Mountains are powerful icons of spaciousness, ever-present reminders for those of us who live in western NC. Everywhere we look we see mountains, and they rarely look the same two days in a row or sometimes even two hours in a row. Sometimes fog drifts around their shoulders, other times you can actually watch billowing clouds form on the peaks. In cold weather just a few thousand feet above where most of us live it can be snowing. Five months out of the year we can watch the high ridges turning white while down here on the mountains’ feet it may not even be raining.
We human beings have our own weather patterns too, our own ecologies. Happy can turn to sad or mad in an instant. Sometimes anxieties linger in the gut even while the brain is processing some new information that makes us optimistic.

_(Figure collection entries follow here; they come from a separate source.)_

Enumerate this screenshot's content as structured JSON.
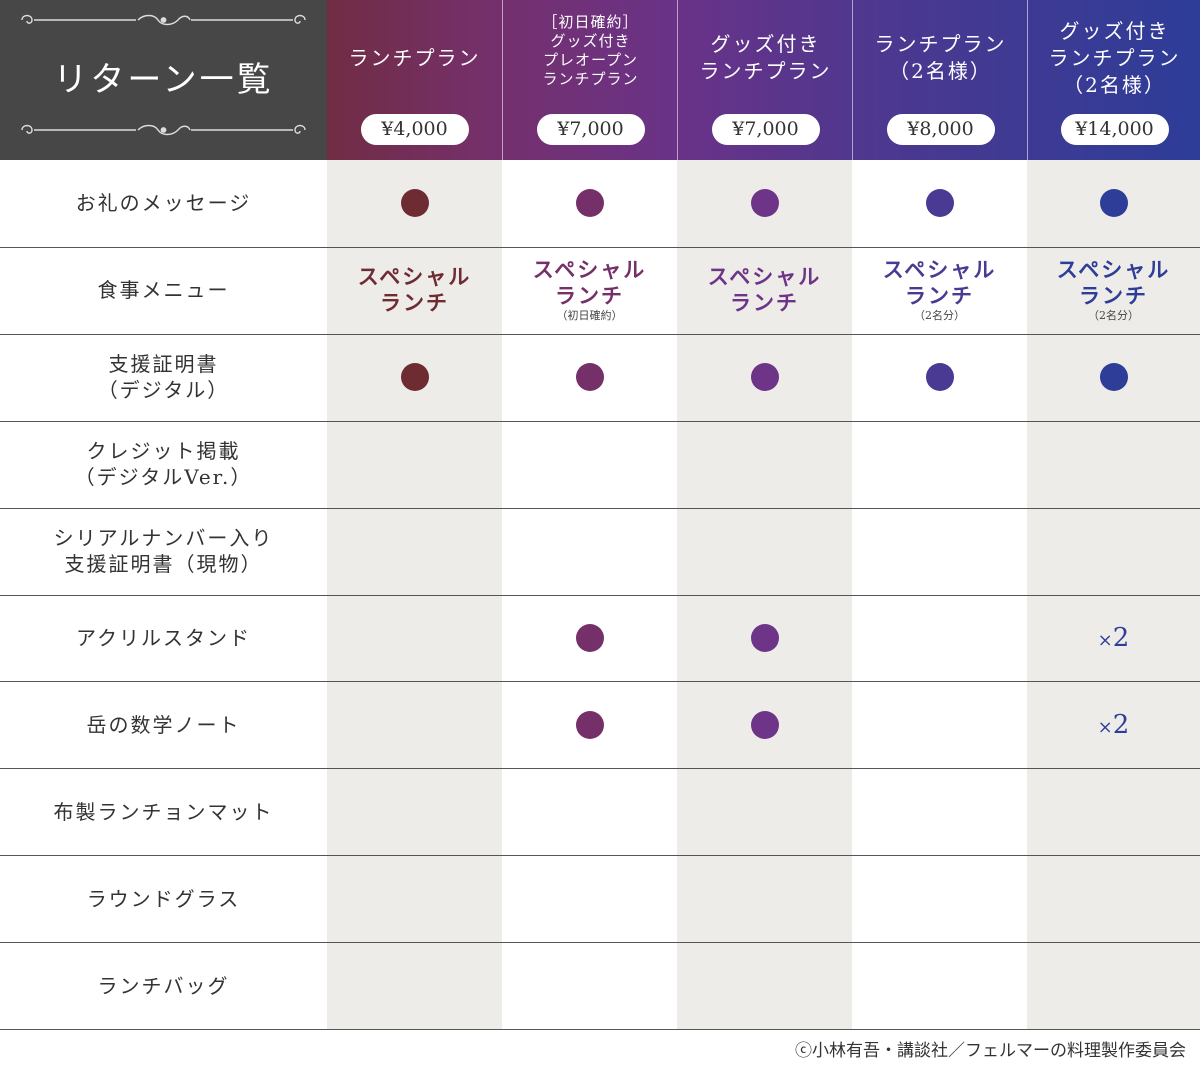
{
  "title": "リターン一覧",
  "colors": {
    "title_bg": "#474747",
    "shade_col": "#edece8",
    "plan_colors": [
      "#6e2b32",
      "#75306a",
      "#6e3488",
      "#4b3a93",
      "#2d3d98"
    ]
  },
  "plans": [
    {
      "name": "ランチプラン",
      "price": "¥4,000"
    },
    {
      "name": "［初日確約］\nグッズ付き\nプレオープン\nランチプラン",
      "price": "¥7,000"
    },
    {
      "name": "グッズ付き\nランチプラン",
      "price": "¥7,000"
    },
    {
      "name": "ランチプラン\n（2名様）",
      "price": "¥8,000"
    },
    {
      "name": "グッズ付き\nランチプラン\n（2名様）",
      "price": "¥14,000"
    }
  ],
  "rows": [
    {
      "label": "お礼のメッセージ",
      "cells": [
        "dot",
        "dot",
        "dot",
        "dot",
        "dot"
      ]
    },
    {
      "label": "食事メニュー",
      "cells": [
        "meal",
        "meal",
        "meal",
        "meal",
        "meal"
      ]
    },
    {
      "label": "支援証明書\n（デジタル）",
      "cells": [
        "dot",
        "dot",
        "dot",
        "dot",
        "dot"
      ]
    },
    {
      "label": "クレジット掲載\n（デジタルVer.）",
      "cells": [
        "",
        "",
        "",
        "",
        ""
      ]
    },
    {
      "label": "シリアルナンバー入り\n支援証明書（現物）",
      "cells": [
        "",
        "",
        "",
        "",
        ""
      ]
    },
    {
      "label": "アクリルスタンド",
      "cells": [
        "",
        "dot",
        "dot",
        "",
        "×2"
      ]
    },
    {
      "label": "岳の数学ノート",
      "cells": [
        "",
        "dot",
        "dot",
        "",
        "×2"
      ]
    },
    {
      "label": "布製ランチョンマット",
      "cells": [
        "",
        "",
        "",
        "",
        ""
      ]
    },
    {
      "label": "ラウンドグラス",
      "cells": [
        "",
        "",
        "",
        "",
        ""
      ]
    },
    {
      "label": "ランチバッグ",
      "cells": [
        "",
        "",
        "",
        "",
        ""
      ]
    }
  ],
  "meals": [
    {
      "main": "スペシャル\nランチ",
      "note": ""
    },
    {
      "main": "スペシャル\nランチ",
      "note": "（初日確約）"
    },
    {
      "main": "スペシャル\nランチ",
      "note": ""
    },
    {
      "main": "スペシャル\nランチ",
      "note": "（2名分）"
    },
    {
      "main": "スペシャル\nランチ",
      "note": "（2名分）"
    }
  ],
  "copyright": "ⓒ小林有吾・講談社／フェルマーの料理製作委員会"
}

Carl Jung said that inner work can be like taking a long hike in the Alps. In the village where we start it may be raining. Lightening may be flashing and thunder echoing across the valleys, but after we’ve walked for awhile, we often come out of the storm. You might still see the lightening and hear the thunder behind and below, but we’ve moved on to another space. The storm hasn’t ended, only we’re not in it anymore.
The practice of spaciousness is regularly taking these kinds of hikes through the regions of our own hearts and minds. We learn not to ignore either the lighting within or the sun above the clouds. Both exist at the same time and in the same space—the same space when our perspective grows a little bigger. The practice of spaciousness is the growing of this very perspective, and it can be very exhilarating exercise.